Gedenken an Opfer
Die Nacht des Schreckens: Als der Terror vor 5 Jahren Wien erschütterte
Wahrscheinlich kann sich jeder noch daran erinnern, wo er am Tag des 2. November zum Zeitpunkt des Terroranschlags in Wien war und wie er von der schrecklichen Nachricht erfahren hat. Am 2. November jährt sich der Anschlag in der Wiener Innenstadt am Schwedenplatz, wo ein damals 20-jähriger Islamist hatte wahllos um sich geschossen und dabei vier Menschen getötet und zahlreiche weitere verletzt hat. Das ist fünf Jahre her.
Kranzniederlegung
Aus diesem Anlass gedenken auch dieses Jahr die Politiker den Opfern und ihren Angehörigen - unter anderem Vizekanzler Andreas Babler (SPÖ), Innenminister Gerhard Karner (ÖVP), Wiens Bürgermeister Michael Ludwig (SPÖ) sowie der frühere Bundeskanzler Karl Nehammer (ÖVP) am Vormittag am Desider-Friedmann-Platz in der Nähe des Anschlagsorts mit einer Kranzniederlegung der Opfer des Terrorakts.

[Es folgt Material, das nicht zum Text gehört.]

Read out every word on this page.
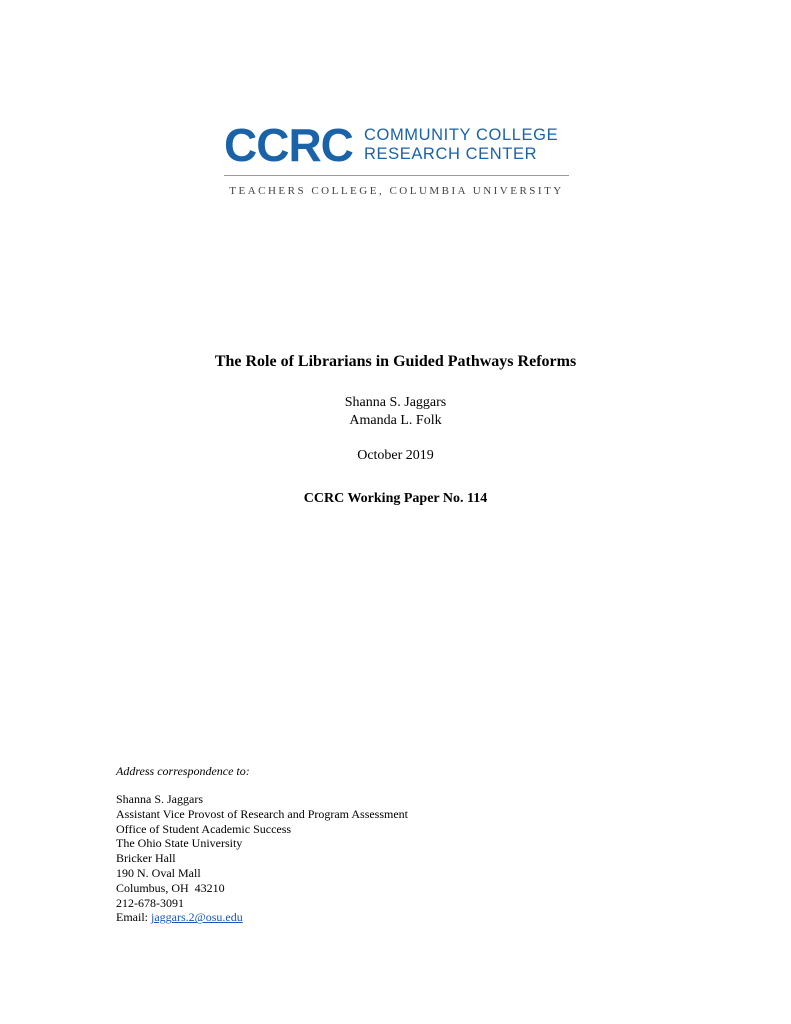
CCRC COMMUNITY COLLEGE
RESEARCH CENTER
TEACHERS COLLEGE, COLUMBIA UNIVERSITY
The Role of Librarians in Guided Pathways Reforms
Shanna S. Jaggars
Amanda L. Folk
October 2019
CCRC Working Paper No. 114
Address correspondence to:
Shanna S. Jaggars
Assistant Vice Provost of Research and Program Assessment
Office of Student Academic Success
The Ohio State University
Bricker Hall
190 N. Oval Mall
Columbus, OH  43210
212-678-3091
Email: jaggars.2@osu.edu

Bundeskanzler Stocker wegen Rücken-OP verhindert
An der Gedenkveranstaltung nehmen auch Staatssekretär Jörg Leichtfried (SPÖ), die Nationalratsabgeordnete Martina von Künsberg Sarre für die NEOS sowie der Generaldirektor für die öffentliche Sicherheit Franz Ruf und Landespolizeipräsident Gerhard Pürstl teil. Bundeskanzler Christian Stocker (ÖVP) ist nach einer Rückenoperation gesundheitsbedingt verhindert.

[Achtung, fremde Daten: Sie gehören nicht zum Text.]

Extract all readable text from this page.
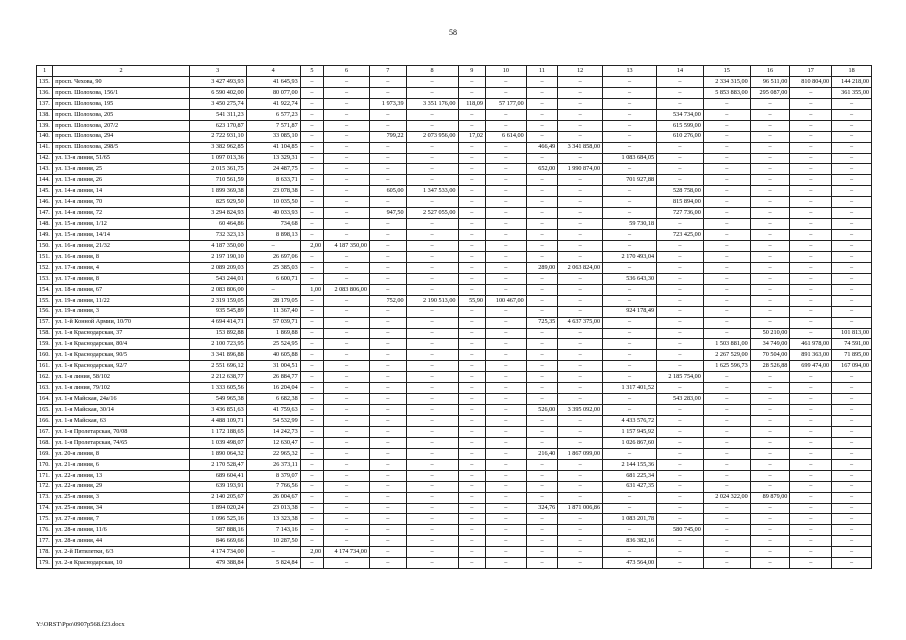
58
1	2	3	4	5	6	7	8	9	10	11	12	13	14	15	16	17	18
135.	просп. Чехова, 90	3 427 493,93	41 645,93	–	–	–	–	–	–	–	–	–	–	2 334 315,00	96 511,00	810 804,00	144 218,00
136.	просп. Шолохова, 156/1	6 590 402,00	80 077,00	–	–	–	–	–	–	–	–	–	–	5 853 883,00	295 087,00	–	361 355,00
137.	просп. Шолохова, 195	3 450 275,74	41 922,74	–	–	1 973,39	3 351 176,00	118,09	57 177,00	–	–	–	–	–	–	–	–
138.	просп. Шолохова, 205	541 311,23	6 577,23	–	–	–	–	–	–	–	–	–	534 734,00	–	–	–	–
139.	просп. Шолохова, 207/2	623 170,87	7 571,87	–	–	–	–	–	–	–	–	–	615 599,00	–	–	–	–
140.	просп. Шолохова, 294	2 722 931,10	33 085,10	–	–	799,22	2 073 956,00	17,02	6 614,00	–	–	–	610 276,00	–	–	–	–
141.	просп. Шолохова, 298/5	3 382 962,85	41 104,85	–	–	–	–	–	–	466,49	3 341 858,00	–	–	–	–	–	–
142.	ул. 13-я линия, 51/65	1 097 013,36	13 329,31	–	–	–	–	–	–	–	–	1 083 684,05	–	–	–	–	–
143.	ул. 13-я линия, 25	2 015 361,75	24 487,75	–	–	–	–	–	–	652,00	1 990 874,00	–	–	–	–	–	–
144.	ул. 13-я линия, 26	710 561,59	8 633,71	–	–	–	–	–	–	–	–	701 927,88	–	–	–	–	–
145.	ул. 14-я линия, 14	1 899 369,38	23 078,38	–	–	605,00	1 347 533,00	–	–	–	–	–	528 758,00	–	–	–	–
146.	ул. 14-я линия, 70	825 929,50	10 035,50	–	–	–	–	–	–	–	–	–	815 894,00	–	–	–	–
147.	ул. 14-я линия, 72	3 294 824,93	40 033,93	–	–	947,50	2 527 055,00	–	–	–	–	–	727 736,00	–	–	–	–
148.	ул. 15-я линия, 1/12	60 464,86	734,68	–	–	–	–	–	–	–	–	59 730,18	–	–	–	–	–
149.	ул. 15-я линия, 14/14	732 323,13	8 898,13	–	–	–	–	–	–	–	–	–	723 425,00	–	–	–	–
150.	ул. 16-я линия, 21/32	4 187 350,00	–	2,00	4 187 350,00	–	–	–	–	–	–	–	–	–	–	–	–
151.	ул. 16-я линия, 8	2 197 190,10	26 697,06	–	–	–	–	–	–	–	–	2 170 493,04	–	–	–	–	–
152.	ул. 17-я линия, 4	2 089 209,03	25 385,03	–	–	–	–	–	–	289,00	2 063 824,00	–	–	–	–	–	–
153.	ул. 17-я линия, 8	543 244,01	6 600,71	–	–	–	–	–	–	–	–	536 643,30	–	–	–	–	–
154.	ул. 18-я линия, 67	2 083 806,00	–	1,00	2 083 806,00	–	–	–	–	–	–	–	–	–	–	–	–
155.	ул. 19-я линия, 11/22	2 319 159,05	28 179,05	–	–	752,00	2 190 513,00	55,90	100 467,00	–	–	–	–	–	–	–	–
156.	ул. 19-я линия, 3	935 545,89	11 367,40	–	–	–	–	–	–	–	–	924 178,49	–	–	–	–	–
157.	ул. 1-й Конной Армии, 10/70	4 694 414,71	57 039,71	–	–	–	–	–	–	725,35	4 637 375,00	–	–	–	–	–	–
158.	ул. 1-я Краснодарская, 37	153 892,88	1 869,88	–	–	–	–	–	–	–	–	–	–	–	50 210,00	–	101 813,00
159.	ул. 1-я Краснодарская, 80/4	2 100 723,95	25 524,95	–	–	–	–	–	–	–	–	–	–	1 503 881,00	34 749,00	461 978,00	74 591,00
160.	ул. 1-я Краснодарская, 90/5	3 341 896,88	40 605,88	–	–	–	–	–	–	–	–	–	–	2 267 529,00	70 504,00	891 363,00	71 895,00
161.	ул. 1-я Краснодарская, 92/7	2 551 696,12	31 004,51	–	–	–	–	–	–	–	–	–	–	1 625 596,73	28 526,88	699 474,00	167 094,00
162.	ул. 1-я линия, 58/102	2 212 638,77	26 884,77	–	–	–	–	–	–	–	–	–	2 185 754,00	–	–	–	–
163.	ул. 1-я линия, 79/102	1 333 605,56	16 204,04	–	–	–	–	–	–	–	–	1 317 401,52	–	–	–	–	–
164.	ул. 1-я Майская, 24a/16	549 965,38	6 682,38	–	–	–	–	–	–	–	–	–	543 283,00	–	–	–	–
165.	ул. 1-я Майская, 30/14	3 436 851,63	41 759,63	–	–	–	–	–	–	526,00	3 395 092,00	–	–	–	–	–	–
166.	ул. 1-я Майская, 63	4 488 109,71	54 532,99	–	–	–	–	–	–	–	–	4 433 576,72	–	–	–	–	–
167.	ул. 1-я Пролетарская, 70/08	1 172 188,65	14 242,73	–	–	–	–	–	–	–	–	1 157 945,92	–	–	–	–	–
168.	ул. 1-я Пролетарская, 74/65	1 039 498,07	12 630,47	–	–	–	–	–	–	–	–	1 026 867,60	–	–	–	–	–
169.	ул. 20-я линия, 8	1 890 064,32	22 965,32	–	–	–	–	–	–	216,40	1 867 099,00	–	–	–	–	–	–
170.	ул. 21-я линия, 6	2 170 528,47	26 373,11	–	–	–	–	–	–	–	–	2 144 155,36	–	–	–	–	–
171.	ул. 22-я линия, 13	689 604,41	8 379,07	–	–	–	–	–	–	–	–	681 225,34	–	–	–	–	–
172.	ул. 22-я линия, 29	639 193,91	7 766,56	–	–	–	–	–	–	–	–	631 427,35	–	–	–	–	–
173.	ул. 25-я линия, 3	2 140 205,67	26 004,67	–	–	–	–	–	–	–	–	–	–	2 024 322,00	89 879,00	–	–
174.	ул. 25-я линия, 34	1 894 020,24	23 013,38	–	–	–	–	–	–	324,76	1 871 006,86	–	–	–	–	–	–
175.	ул. 27-я линия, 7	1 096 525,16	13 323,38	–	–	–	–	–	–	–	–	1 083 201,78	–	–	–	–	–
176.	ул. 28-я линия, 11/6	587 888,16	7 143,16	–	–	–	–	–	–	–	–	–	580 745,00	–	–	–	–
177.	ул. 28-я линия, 44	846 669,66	10 287,50	–	–	–	–	–	–	–	–	836 382,16	–	–	–	–	–
178.	ул. 2-й Пятилетки, 6/3	4 174 734,00	–	2,00	4 174 734,00	–	–	–	–	–	–	–	–	–	–	–	–
179.	ул. 2-я Краснодарская, 10	479 388,84	5 824,84	–	–	–	–	–	–	–	–	473 564,00	–	–	–	–	–
Y:\ORST\Ppo\0907p568.f23.docx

Attentäter nach neun Minuten erschossen
Bei dem schwersten Terroranschlag in der jüngeren österreichischen Geschichte hatte am Abend des 2. November 2020 ein 20-jähriger Islamist im "Bermudadreieck", einem bekannten Wiener Ausgehviertel, das Feuer auf Passanten eröffnet. Er tötete vier Menschen und verletzte mehr als 20 weitere, bevor er bereits nach neun Minuten von der Polizei erschossen wurde.